There are two aspects of this story that I found interesting. First, is that the 18-year-old daughter of Clint Eastwood, Francesca, destroyed a $100,000 Hermès Birkin bag and, second, there is a $100,000 Hermès bag. Eastwood has triggered a firestorm of controversy over the “art” video with her boyfriend, Tyler Shields, with people noting that they destroyed a bag worth over three times the annual salary of most working Americans. Some have noted that some (budget basement) bag can go for as little as $10,000. Would that matter?
I am not sure what to be more outraged about as part of the Lumpenproletariat: owning or destroying a $100,000 bag. I think I will go with owning one.
The destruction was shown in a series of pictures on Shields’s website, tylershields.com. They show Eastwood burning the bad with gasoline and then shredding it with a $200 chainsaw. They insist it is a genuine purse and Shields states “Destruction is a beautiful version of freedom … Would you want this bag? Are you sad to see me destroy it?” Clever and edgy. Next they might try peasant shooting:
Shield’s responded to the widespread criticism with a curious offer: “If somebody wants to buy one of the Birkin photos, I will donate $100,000 — not to a charity — but to a family. I will give one family in need $100,000 cash.”
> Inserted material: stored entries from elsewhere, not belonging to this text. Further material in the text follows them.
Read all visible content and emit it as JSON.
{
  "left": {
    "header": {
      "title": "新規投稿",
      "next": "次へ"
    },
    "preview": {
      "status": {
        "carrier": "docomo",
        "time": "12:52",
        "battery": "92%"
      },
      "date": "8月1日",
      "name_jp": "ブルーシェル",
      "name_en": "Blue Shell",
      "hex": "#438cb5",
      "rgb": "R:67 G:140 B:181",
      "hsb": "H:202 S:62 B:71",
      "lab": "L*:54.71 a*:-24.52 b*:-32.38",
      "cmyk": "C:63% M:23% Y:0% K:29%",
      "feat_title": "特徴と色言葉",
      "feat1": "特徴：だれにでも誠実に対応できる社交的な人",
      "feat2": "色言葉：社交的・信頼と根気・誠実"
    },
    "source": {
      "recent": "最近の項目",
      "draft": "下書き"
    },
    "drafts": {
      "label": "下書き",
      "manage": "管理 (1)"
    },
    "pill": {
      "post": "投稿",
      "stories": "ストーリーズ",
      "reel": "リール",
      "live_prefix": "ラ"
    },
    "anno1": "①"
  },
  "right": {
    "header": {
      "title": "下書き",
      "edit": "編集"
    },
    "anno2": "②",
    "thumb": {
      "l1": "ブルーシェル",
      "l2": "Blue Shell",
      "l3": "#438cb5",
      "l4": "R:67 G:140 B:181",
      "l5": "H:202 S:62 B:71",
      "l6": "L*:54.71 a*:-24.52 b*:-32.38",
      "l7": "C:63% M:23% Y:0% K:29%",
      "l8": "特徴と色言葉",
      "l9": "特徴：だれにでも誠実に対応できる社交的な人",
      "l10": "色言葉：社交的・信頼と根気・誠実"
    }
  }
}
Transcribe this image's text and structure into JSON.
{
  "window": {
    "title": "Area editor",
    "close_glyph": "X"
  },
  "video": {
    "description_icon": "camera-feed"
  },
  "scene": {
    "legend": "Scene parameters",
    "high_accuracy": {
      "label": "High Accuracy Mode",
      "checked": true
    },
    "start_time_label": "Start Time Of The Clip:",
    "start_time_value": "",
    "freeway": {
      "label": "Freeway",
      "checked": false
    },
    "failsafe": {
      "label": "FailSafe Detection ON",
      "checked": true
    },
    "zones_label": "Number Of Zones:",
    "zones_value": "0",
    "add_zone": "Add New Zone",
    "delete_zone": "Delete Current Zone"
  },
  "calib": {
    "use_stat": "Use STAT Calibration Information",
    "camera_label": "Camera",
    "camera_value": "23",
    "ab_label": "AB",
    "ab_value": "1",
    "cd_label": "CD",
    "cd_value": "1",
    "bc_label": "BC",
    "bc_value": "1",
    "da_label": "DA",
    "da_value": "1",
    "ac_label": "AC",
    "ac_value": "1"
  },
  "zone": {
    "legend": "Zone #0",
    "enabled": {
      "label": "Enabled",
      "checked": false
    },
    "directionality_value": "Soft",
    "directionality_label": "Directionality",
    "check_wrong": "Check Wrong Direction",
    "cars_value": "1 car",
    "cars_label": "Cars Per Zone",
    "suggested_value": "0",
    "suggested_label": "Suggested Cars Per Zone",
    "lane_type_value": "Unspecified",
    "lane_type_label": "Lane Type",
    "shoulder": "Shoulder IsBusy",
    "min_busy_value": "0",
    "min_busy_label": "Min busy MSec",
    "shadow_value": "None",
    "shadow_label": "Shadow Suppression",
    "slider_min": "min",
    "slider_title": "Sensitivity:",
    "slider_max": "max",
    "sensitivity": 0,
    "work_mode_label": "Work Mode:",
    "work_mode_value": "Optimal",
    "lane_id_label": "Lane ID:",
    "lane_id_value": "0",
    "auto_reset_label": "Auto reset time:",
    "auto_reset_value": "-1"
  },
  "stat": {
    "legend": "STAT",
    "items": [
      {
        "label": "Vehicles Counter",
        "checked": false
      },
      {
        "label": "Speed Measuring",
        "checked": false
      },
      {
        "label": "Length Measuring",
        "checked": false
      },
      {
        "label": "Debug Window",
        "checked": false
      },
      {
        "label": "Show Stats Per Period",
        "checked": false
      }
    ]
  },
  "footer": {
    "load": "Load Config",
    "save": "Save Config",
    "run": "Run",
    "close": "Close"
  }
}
Young Eastwood is part of a reality show “Mrs. Eastwood and Company,” featuring Eastwood’s second wife Dina and members of their blended family.
Frankly, I cannot imagine what could go into a handbag to make it worth the price of a home, but I expect it contains an overdose of sheer snobbism. Some bags reportedly go as high as $150,000. That certainly makes it a worthwhile image for artistic destruction, but a knockoff would seem a good substitute. However, artists have often chosen valuable things to destroy to make a statement. The band K Foundation once burned £1 million cash. Likewise, Chinese artist and dissident Ai Weiwei was famous for his destroying a Han Dynasty vase as part of his artistic expression.
Moreover, the super rich often spend lavishly. While young Eastwood’s mother has said that the teen has no sense of money, many celebrities vie for buying (or destroying) with abandon. Such is the case with Steven Tyler’s purchase of the first 2012 Hennessey Venom GT for over $1 million. Would it be immoral for him to now burn the car as an artistic expression? It would be more artistically appealing than his ability to sing the national anthem. Where do you draw the line between immoral consumption and merely obscene spending?
What is clear is that it presents a slightly different image of an Eastwood after Clint Eastwood’s popular video during the Superbowl celebrating the return of the American worker:
Well, its halftime in the Eastwood house and little Francesca may need to hear from Dad:
People are out of work and they’re hurting. And they’re all wondering what they’re going to do to make a comeback. And we’re all scared, because this isn’t a game.
The people of Detroit know a little something about this. They almost lost everything. But we all pulled together, now Motor City is fighting again.
I’ve seen a lot of tough eras, a lot of downturns in my life. And, times when we didn’t understand each other. It seems like we’ve lost our heart at times. When the fog of division, discord, and blame made it hard to see what lies ahead.